Sequence Allocation workflow
Sequences will be allocated once, at the Cell provisioning.
sequenceDiagram
box
participant Cell 1
participant Cell 1 DB
end
box
participant Cell 2
participant Cell 2 DB
end
participant GS as GS / Sequence Service;
critical Allocate sequence to projects
Cell 1 ->>+ GS: LeaseSequence(projects, 1_000_000);
GS -->>- Cell 1: SequenceInfo(projects, start: 10_000_000, size: 1_000_000)

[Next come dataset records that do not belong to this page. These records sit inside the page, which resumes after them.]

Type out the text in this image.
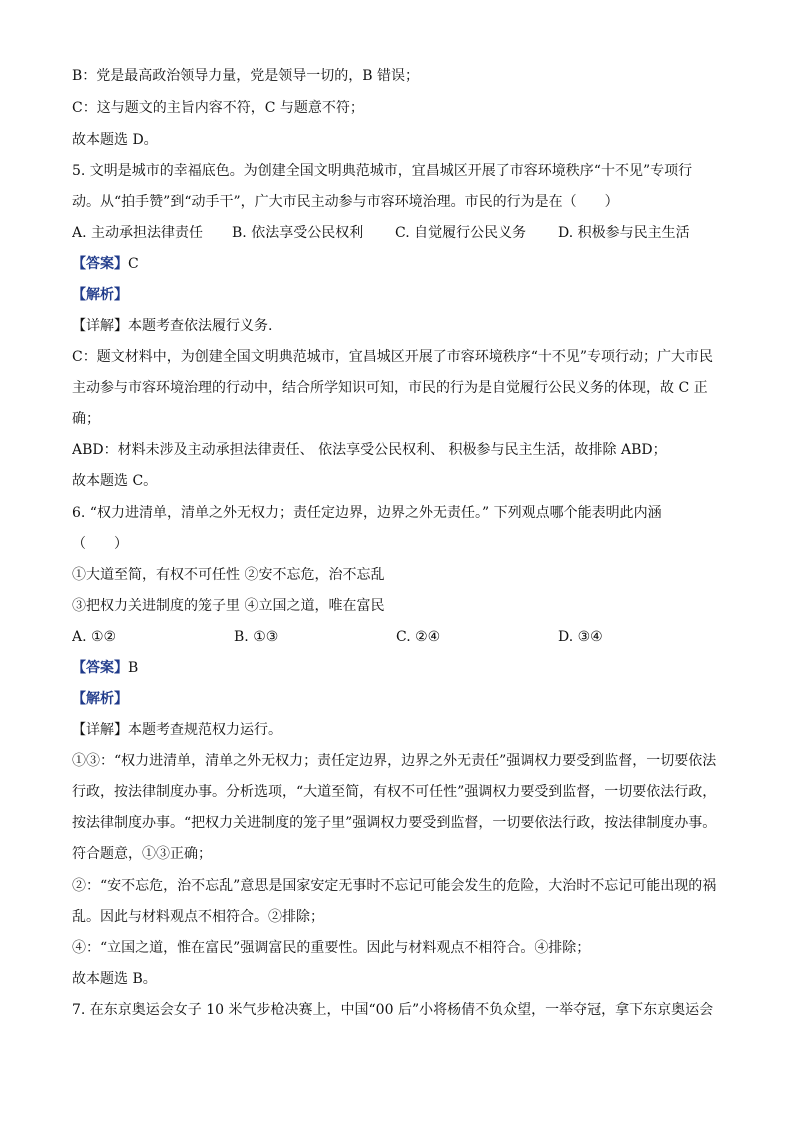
B：党是最高政治领导力量，党是领导一切的，B 错误；
C：这与题文的主旨内容不符，C 与题意不符；
故本题选 D。
5. 文明是城市的幸福底色。为创建全国文明典范城市，宜昌城区开展了市容环境秩序“十不见”专项行
动。从“拍手赞”到“动手干”，广大市民主动参与市容环境治理。市民的行为是在（　　）
A. 主动承担法律责任 B. 依法享受公民权利 C. 自觉履行公民义务 D. 积极参与民主生活
【答案】C
【解析】
【详解】本题考查依法履行义务.
C：题文材料中，为创建全国文明典范城市，宜昌城区开展了市容环境秩序“十不见”专项行动；广大市民
主动参与市容环境治理的行动中，结合所学知识可知，市民的行为是自觉履行公民义务的体现，故 C 正
确；
ABD：材料未涉及主动承担法律责任、 依法享受公民权利、 积极参与民主生活，故排除 ABD；
故本题选 C。
6. “权力进清单，清单之外无权力；责任定边界，边界之外无责任。” 下列观点哪个能表明此内涵
（　　）
①大道至简，有权不可任性 ②安不忘危，治不忘乱
③把权力关进制度的笼子里 ④立国之道，唯在富民
A. ①②	B. ①③	C. ②④	D. ③④
【答案】B
【解析】
【详解】本题考查规范权力运行。
①③：“权力进清单，清单之外无权力；责任定边界，边界之外无责任”强调权力要受到监督，一切要依法
行政，按法律制度办事。分析选项，“大道至简，有权不可任性”强调权力要受到监督，一切要依法行政，
按法律制度办事。“把权力关进制度的笼子里”强调权力要受到监督，一切要依法行政，按法律制度办事。
符合题意，①③正确；
②：“安不忘危，治不忘乱”意思是国家安定无事时不忘记可能会发生的危险，大治时不忘记可能出现的祸
乱。因此与材料观点不相符合。②排除；
④：“立国之道，惟在富民”强调富民的重要性。因此与材料观点不相符合。④排除；
故本题选 B。
7. 在东京奥运会女子 10 米气步枪决赛上，中国“00 后”小将杨倩不负众望，一举夺冠，拿下东京奥运会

Cell 1 ->> Cell 1 DB: ALTER SEQUENCE projects_id_seq <br/>MINVALUE 10_000_000 <br/>MAXVALUE 10_999_999 <br/>START WITH 10_000_000
end
critical Allocate sequence to projects
Cell 2 ->> GS: LeaseSequence(projects, 1_000_000);
GS ->> Cell 2: SequenceInfo(projects, start: 11_000_000, size: 1_000_000)
Cell 2 ->> Cell 2 DB: ALTER SEQUENCE projects_id_seq <br/>MINVALUE 11_000_000 <br/>MAXVALUE 11_999_999 <br/>START WITH 11_000_000
end
Claim Service
enum ClaimType {
Unknown = 0;
Routes = 1;
};
message ClaimInfo {
int64 id = 1;
ClaimType claim_type = 2;
string claim_value = 3;
...
}
service ClaimService {
rpc CreateClaim(CreateClaimRequest) returns (CreateClaimResponse) {}
rpc GetClaims(GetClaimsRequest) returns (GetClaimsResponse) {}
rpc DestroyClaim(DestroyClaimRequest) returns (DestroyClaimResponse) {}
}
The purpose of this service is to provide a way to enforce uniqueness (ex. usernames, e-mails, tokens) within the cluster.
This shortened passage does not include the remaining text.